L’epoca delle aule fisiche e della formazione in presenza è terminata? La risposta è no. È certamente vero che questi due anni di pandemia hanno dato una forte accelerazione all’uso degli strumenti digitali, a partire dai webinar e dalle riunioni in Zoom, Microsoft Teams e simili. Ciò ha permesso a molti di scoprire potenzialità finora trascurate, ma non significa che siamo destinati a stare sempre e solo online.

In aula si tornerà certamente (si sta già tornando, in verità). Solo che non sarà tutta lì, la formazione. Il digitale può andare ben oltre e le sue potenzialità hanno molte forme e molti ritmi. Ma per coglierle tutte, queste potenzialità, bisogna fare un passaggio trasformativo e cogliere il modo specifico in cui funziona il mondo digitalizzato.

Quello che conta non è tanto conoscere singoli strumenti, quanto adottare un nuovo approccio metodologico di base. Una metafora nuova.

La formazione come l’abbiamo conosciuta fin qui ha la forma di un “percorso”, una strada che va dal punto A dell’ignoranza al punto B della conoscenza.

La formazione del XXI secolo (digitalizzato) ha la forma di un paesaggio multiforme, dentro il quale muoversi in tutte le direzioni facendo esperienze di apprendimento.

Chi progetta ed eroga la formazione è sempre meno un docente e sempre più un designer e un facilitatore di apprendimento. È questo il termine centrale: apprendimento, non insegnamento. Questo passaggio da un concetto all’altro è il perno del cambiamento di cui sopra.
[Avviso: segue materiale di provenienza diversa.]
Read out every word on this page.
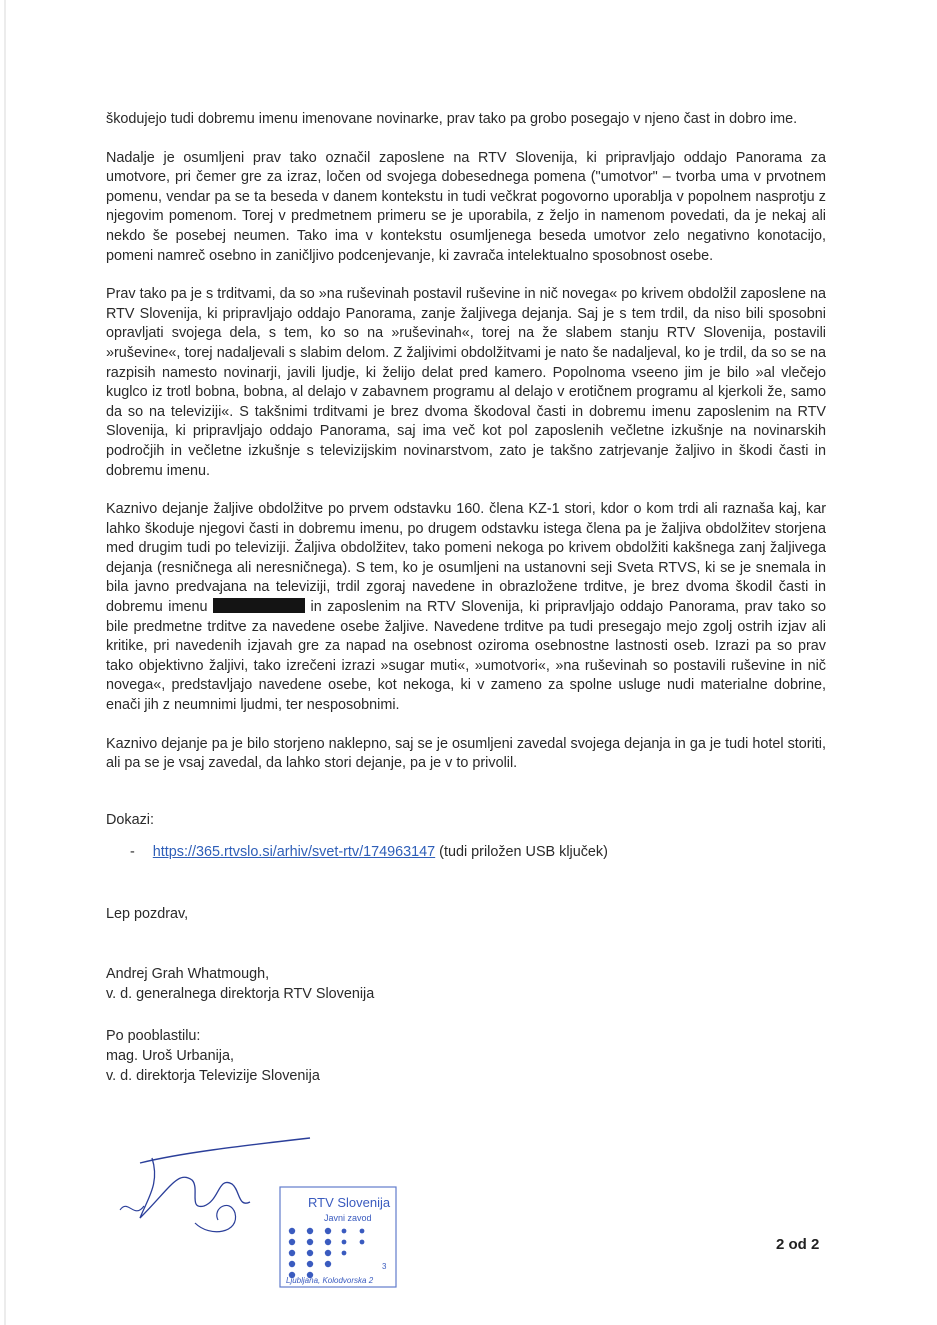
škodujejo tudi dobremu imenu imenovane novinarke, prav tako pa grobo posegajo v njeno čast in dobro ime.

Nadalje je osumljeni prav tako označil zaposlene na RTV Slovenija, ki pripravljajo oddajo Panorama za umotvore, pri čemer gre za izraz, ločen od svojega dobesednega pomena ("umotvor" – tvorba uma v prvotnem pomenu, vendar pa se ta beseda v danem kontekstu in tudi večkrat pogovorno uporablja v popolnem nasprotju z njegovim pomenom. Torej v predmetnem primeru se je uporabila, z željo in namenom povedati, da je nekaj ali nekdo še posebej neumen. Tako ima v kontekstu osumljenega beseda umotvor zelo negativno konotacijo, pomeni namreč osebno in zaničljivo podcenjevanje, ki zavrača intelektualno sposobnost osebe.

Prav tako pa je s trditvami, da so »na ruševinah postavil ruševine in nič novega« po krivem obdolžil zaposlene na RTV Slovenija, ki pripravljajo oddajo Panorama, zanje žaljivega dejanja. Saj je s tem trdil, da niso bili sposobni opravljati svojega dela, s tem, ko so na »ruševinah«, torej na že slabem stanju RTV Slovenija, postavili »ruševine«, torej nadaljevali s slabim delom. Z žaljivimi obdolžitvami je nato še nadaljeval, ko je trdil, da so se na razpisih namesto novinarji, javili ljudje, ki želijo delat pred kamero. Popolnoma vseeno jim je bilo »al vlečejo kuglco iz trotl bobna, bobna, al delajo v zabavnem programu al delajo v erotičnem programu al kjerkoli že, samo da so na televiziji«. S takšnimi trditvami je brez dvoma škodoval časti in dobremu imenu zaposlenim na RTV Slovenija, ki pripravljajo oddajo Panorama, saj ima več kot pol zaposlenih večletne izkušnje na novinarskih področjih in večletne izkušnje s televizijskim novinarstvom, zato je takšno zatrjevanje žaljivo in škodi časti in dobremu imenu.

Kaznivo dejanje žaljive obdolžitve po prvem odstavku 160. člena KZ-1 stori, kdor o kom trdi ali raznaša kaj, kar lahko škoduje njegovi časti in dobremu imenu, po drugem odstavku istega člena pa je žaljiva obdolžitev storjena med drugim tudi po televiziji. Žaljiva obdolžitev, tako pomeni nekoga po krivem obdolžiti kakšnega zanj žaljivega dejanja (resničnega ali neresničnega). S tem, ko je osumljeni na ustanovni seji Sveta RTVS, ki se je snemala in bila javno predvajana na televiziji, trdil zgoraj navedene in obrazložene trditve, je brez dvoma škodil časti in dobremu imenu	in zaposlenim na RTV Slovenija, ki pripravljajo oddajo Panorama, prav tako so bile predmetne trditve za navedene osebe žaljive. Navedene trditve pa tudi presegajo mejo zgolj ostrih izjav ali kritike, pri navedenih izjavah gre za napad na osebnost oziroma osebnostne lastnosti oseb. Izrazi pa so prav tako objektivno žaljivi, tako izrečeni izrazi »sugar muti«, »umotvori«, »na ruševinah so postavili ruševine in nič novega«, predstavljajo navedene osebe, kot nekoga, ki v zameno za spolne usluge nudi materialne dobrine, enači jih z neumnimi ljudmi, ter nesposobnimi.

Kaznivo dejanje pa je bilo storjeno naklepno, saj se je osumljeni zavedal svojega dejanja in ga je tudi hotel storiti, ali pa se je vsaj zavedal, da lahko stori dejanje, pa je v to privolil.

Dokazi:
- https://365.rtvslo.si/arhiv/svet-rtv/174963147 (tudi priložen USB ključek)
Lep pozdrav,
Andrej Grah Whatmough,
v. d. generalnega direktorja RTV Slovenija
Po pooblastilu:
mag. Uroš Urbanija,
v. d. direktorja Televizije Slovenija
RTV Slovenija
Javni zavod
3
Ljubljana, Kolodvorska 2
2 od 2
Il protagonista è colui che apprende, non colui che insegna. 

Il protagonista del nostro lavoro di progettazione ed erogazione della formazione non è più il passeggero di un autobus guidato da altri lungo una strada a lui sconosciuta.

È invece un esploratore, che si muove dentro l’ambiente preparato dall’Instructional Designer.

E coglie le attività, gli spunti, i contenuti, le modalità più adatte alle sue preferenze di pensiero, alle sue circostanze logistiche, alle conoscenze che già possiede.

Ecco dunque che il corso di formazione unico si articola in tanti elementi di forma, durata e caratteristiche differenti. Incontra così in modo personalizzato e tempestivo le esigenze e le predisposizioni di apprendimento dei learner, e proprio per questo diventa più efficace che mai.

Il digitale è lì pronto ad offrirci un livello di personalizzazione che non è mai stato praticabile finora. Fatta eccezione per i rampolli delle famiglie nobili e ricche che avevano il loro istitutore personale. Per cogliere l’opportunità serve però cambiare mentalità. Attrezziamoci dunque per disegnare nuovi paesaggi formativi.